European Commission: Romania does not fulfill euro zone criteriaPublish date: 14-05-2010
Romania does not fulfill the criteria necessary to adopt the euro, even though it made serious progress during its EU integration process, a convergence report adopted yesterday by the European Commission reads. The document analyzez Romania's economic evolution and concludes that there are not sufficient progress to adopt the euro.
In its 2010 convergence report, the Commission said Romania, Bulgaria, Czech Republic, Hungary, Latvia, Lithuania, Poland and Sweden don't meet the criteria to adopt the euro. Estonia, on the other hand, was given green light to join the eurozone, pending final decision from the EU finance ministers in July.

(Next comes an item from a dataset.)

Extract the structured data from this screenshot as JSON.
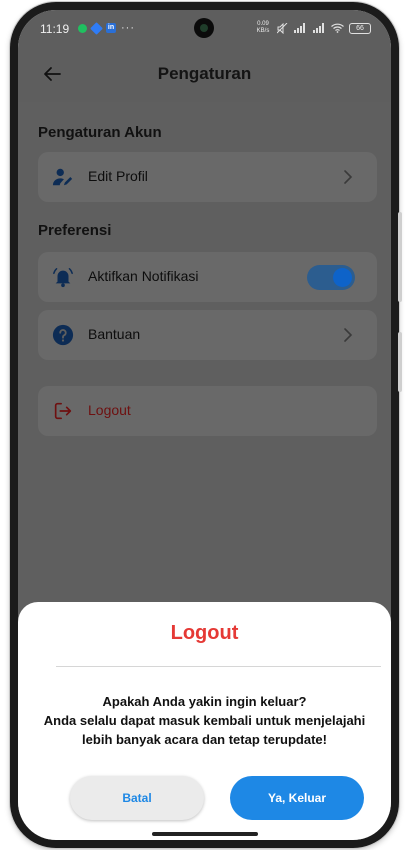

Romania plans to join the eurozone in 2015
According to the Commission, the Romanian legal framework, particularly the one regarding the central bank BNR, is not entirely compatible to articles 130 and 131 of the Treaty on the Functioning of the European Union (TFEU) and the ESCB/ECB Statute (the statute of the European System of Central Banks and of the European Central bank).The list of incompatibilities includes the integration of Romanian central bank to the European central banks' system, the bank's independence, as well as the prohibition on monetary financing, excepting for "emergency assistance."
As to the convergence criteria, the Commission notes the 12-month average inflation rate for Romania has been above the reference value since EU accession in 2007. In March 2010, Romanian inflation rate was 5%, i.e. 4 percentage points above the EU reference value of 1% (calculated as the average of the 12-month average inflation rates in Portugal, Estonia and Belgium plus 1.5 percentage points).

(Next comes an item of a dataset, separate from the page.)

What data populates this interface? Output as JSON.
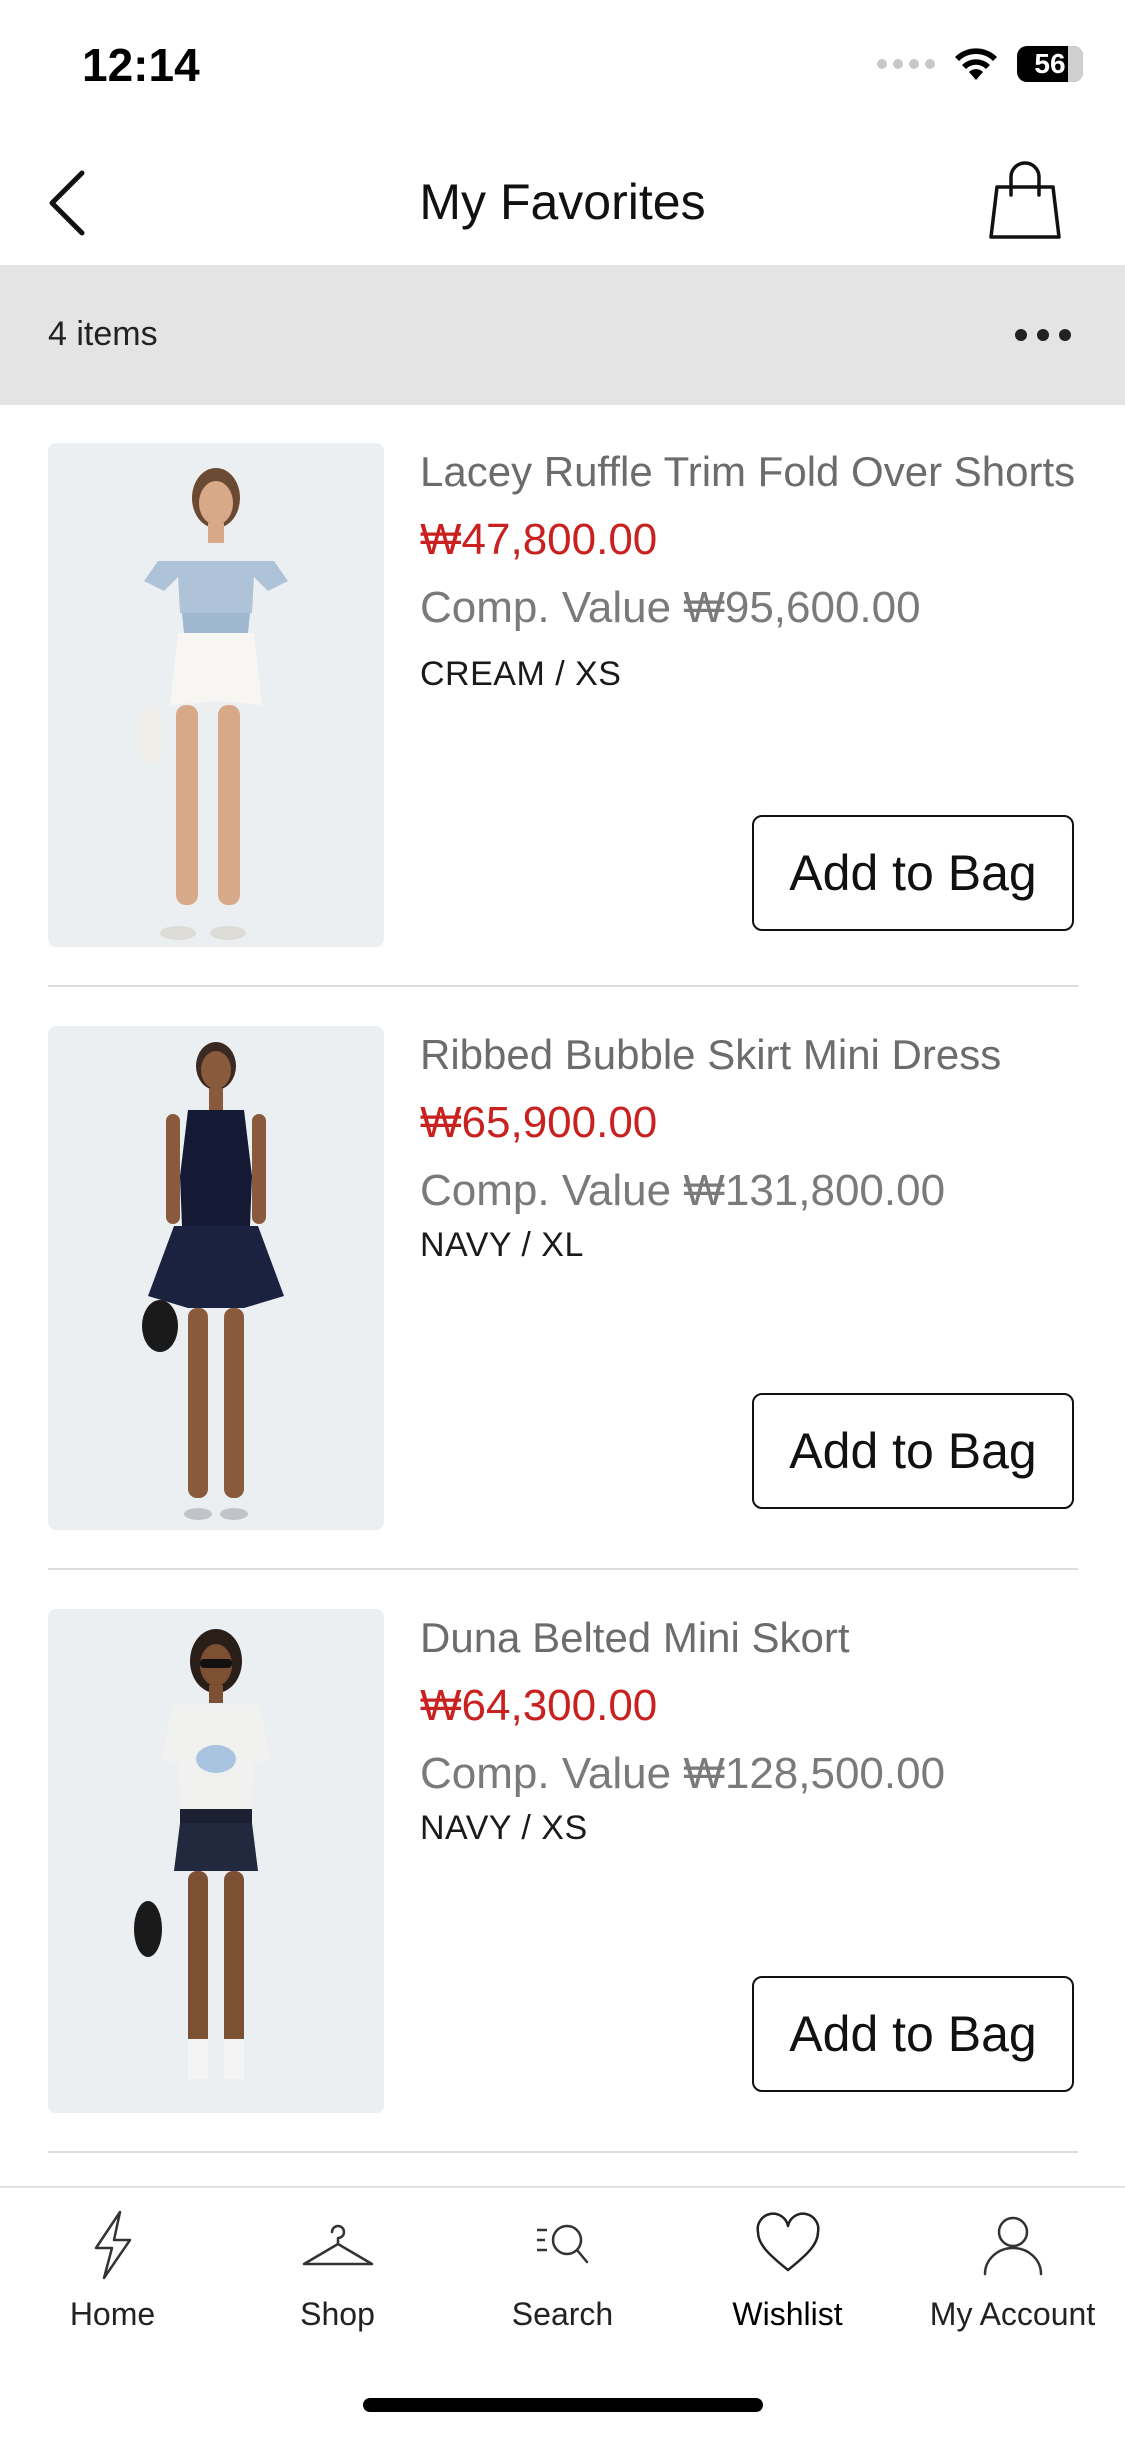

"The 12-month average inflation for Romania is likely to stay well above the reference value in the months ahead," the Commission said.

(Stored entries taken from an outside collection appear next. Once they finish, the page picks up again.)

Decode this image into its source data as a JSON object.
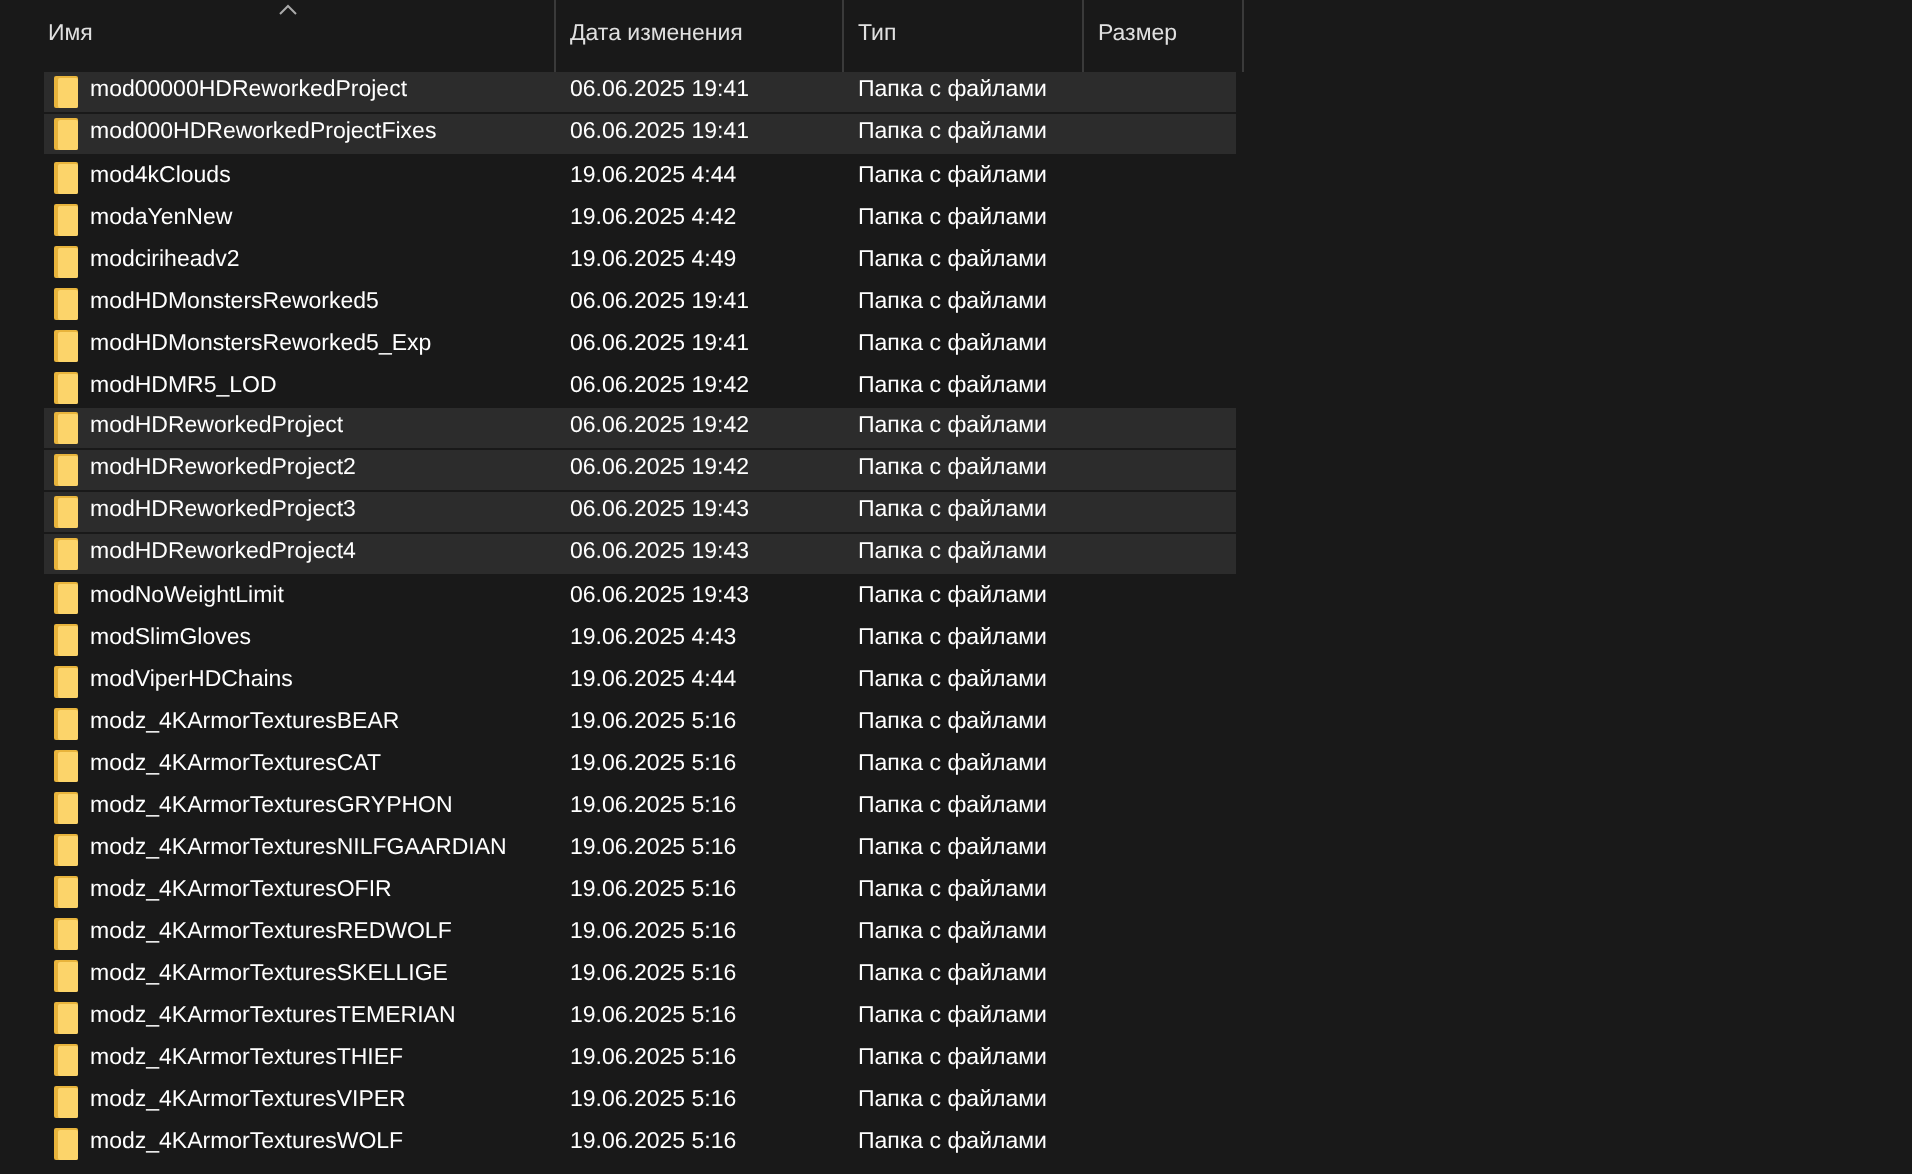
{
  "columns": [
    {
      "label": "Имя",
      "sorted": true
    },
    {
      "label": "Дата изменения",
      "sorted": false
    },
    {
      "label": "Тип",
      "sorted": false
    },
    {
      "label": "Размер",
      "sorted": false
    }
  ],
  "rows": [
    {
      "name": "mod00000HDReworkedProject",
      "date": "06.06.2025 19:41",
      "type": "Папка с файлами",
      "selected": true
    },
    {
      "name": "mod000HDReworkedProjectFixes",
      "date": "06.06.2025 19:41",
      "type": "Папка с файлами",
      "selected": true
    },
    {
      "name": "mod4kClouds",
      "date": "19.06.2025 4:44",
      "type": "Папка с файлами",
      "selected": false
    },
    {
      "name": "modaYenNew",
      "date": "19.06.2025 4:42",
      "type": "Папка с файлами",
      "selected": false
    },
    {
      "name": "modciriheadv2",
      "date": "19.06.2025 4:49",
      "type": "Папка с файлами",
      "selected": false
    },
    {
      "name": "modHDMonstersReworked5",
      "date": "06.06.2025 19:41",
      "type": "Папка с файлами",
      "selected": false
    },
    {
      "name": "modHDMonstersReworked5_Exp",
      "date": "06.06.2025 19:41",
      "type": "Папка с файлами",
      "selected": false
    },
    {
      "name": "modHDMR5_LOD",
      "date": "06.06.2025 19:42",
      "type": "Папка с файлами",
      "selected": false
    },
    {
      "name": "modHDReworkedProject",
      "date": "06.06.2025 19:42",
      "type": "Папка с файлами",
      "selected": true
    },
    {
      "name": "modHDReworkedProject2",
      "date": "06.06.2025 19:42",
      "type": "Папка с файлами",
      "selected": true
    },
    {
      "name": "modHDReworkedProject3",
      "date": "06.06.2025 19:43",
      "type": "Папка с файлами",
      "selected": true
    },
    {
      "name": "modHDReworkedProject4",
      "date": "06.06.2025 19:43",
      "type": "Папка с файлами",
      "selected": true
    },
    {
      "name": "modNoWeightLimit",
      "date": "06.06.2025 19:43",
      "type": "Папка с файлами",
      "selected": false
    },
    {
      "name": "modSlimGloves",
      "date": "19.06.2025 4:43",
      "type": "Папка с файлами",
      "selected": false
    },
    {
      "name": "modViperHDChains",
      "date": "19.06.2025 4:44",
      "type": "Папка с файлами",
      "selected": false
    },
    {
      "name": "modz_4KArmorTexturesBEAR",
      "date": "19.06.2025 5:16",
      "type": "Папка с файлами",
      "selected": false
    },
    {
      "name": "modz_4KArmorTexturesCAT",
      "date": "19.06.2025 5:16",
      "type": "Папка с файлами",
      "selected": false
    },
    {
      "name": "modz_4KArmorTexturesGRYPHON",
      "date": "19.06.2025 5:16",
      "type": "Папка с файлами",
      "selected": false
    },
    {
      "name": "modz_4KArmorTexturesNILFGAARDIAN",
      "date": "19.06.2025 5:16",
      "type": "Папка с файлами",
      "selected": false
    },
    {
      "name": "modz_4KArmorTexturesOFIR",
      "date": "19.06.2025 5:16",
      "type": "Папка с файлами",
      "selected": false
    },
    {
      "name": "modz_4KArmorTexturesREDWOLF",
      "date": "19.06.2025 5:16",
      "type": "Папка с файлами",
      "selected": false
    },
    {
      "name": "modz_4KArmorTexturesSKELLIGE",
      "date": "19.06.2025 5:16",
      "type": "Папка с файлами",
      "selected": false
    },
    {
      "name": "modz_4KArmorTexturesTEMERIAN",
      "date": "19.06.2025 5:16",
      "type": "Папка с файлами",
      "selected": false
    },
    {
      "name": "modz_4KArmorTexturesTHIEF",
      "date": "19.06.2025 5:16",
      "type": "Папка с файлами",
      "selected": false
    },
    {
      "name": "modz_4KArmorTexturesVIPER",
      "date": "19.06.2025 5:16",
      "type": "Папка с файлами",
      "selected": false
    },
    {
      "name": "modz_4KArmorTexturesWOLF",
      "date": "19.06.2025 5:16",
      "type": "Папка с файлами",
      "selected": false
    }
  ]
}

It said the eastern European country doesn't meet the criterion pertaining to the government budgetary position either. Romania is currently subject to excessive deficit procedures launched by the Commission in 2008 and it needs to lower its deficit to below 3% of the gross domestic product by 2012.
Romania's budget gap widened to 8.3% of GDP in 2009 from a deficit of 5.4% of GDP a year earlier. The Commission estimates the country's deficit will reach 8% of GDP in 2010 and will narrow slightly to 7.4% of GDP in 2011.
The debt-to-GDP ratio is expected to reach 35.8% in 2011, from 30.5% envisaged for this year.
Exchange rate stability in Romania, as well as the level of long-term interests rates are still above the European values, the Commission noted.
It said additional factors analyzed in view of Romania's potential accession to the eurozone, including the balance of payments and product and financial market integration, also lag behind compared with the 16 states that use the euro.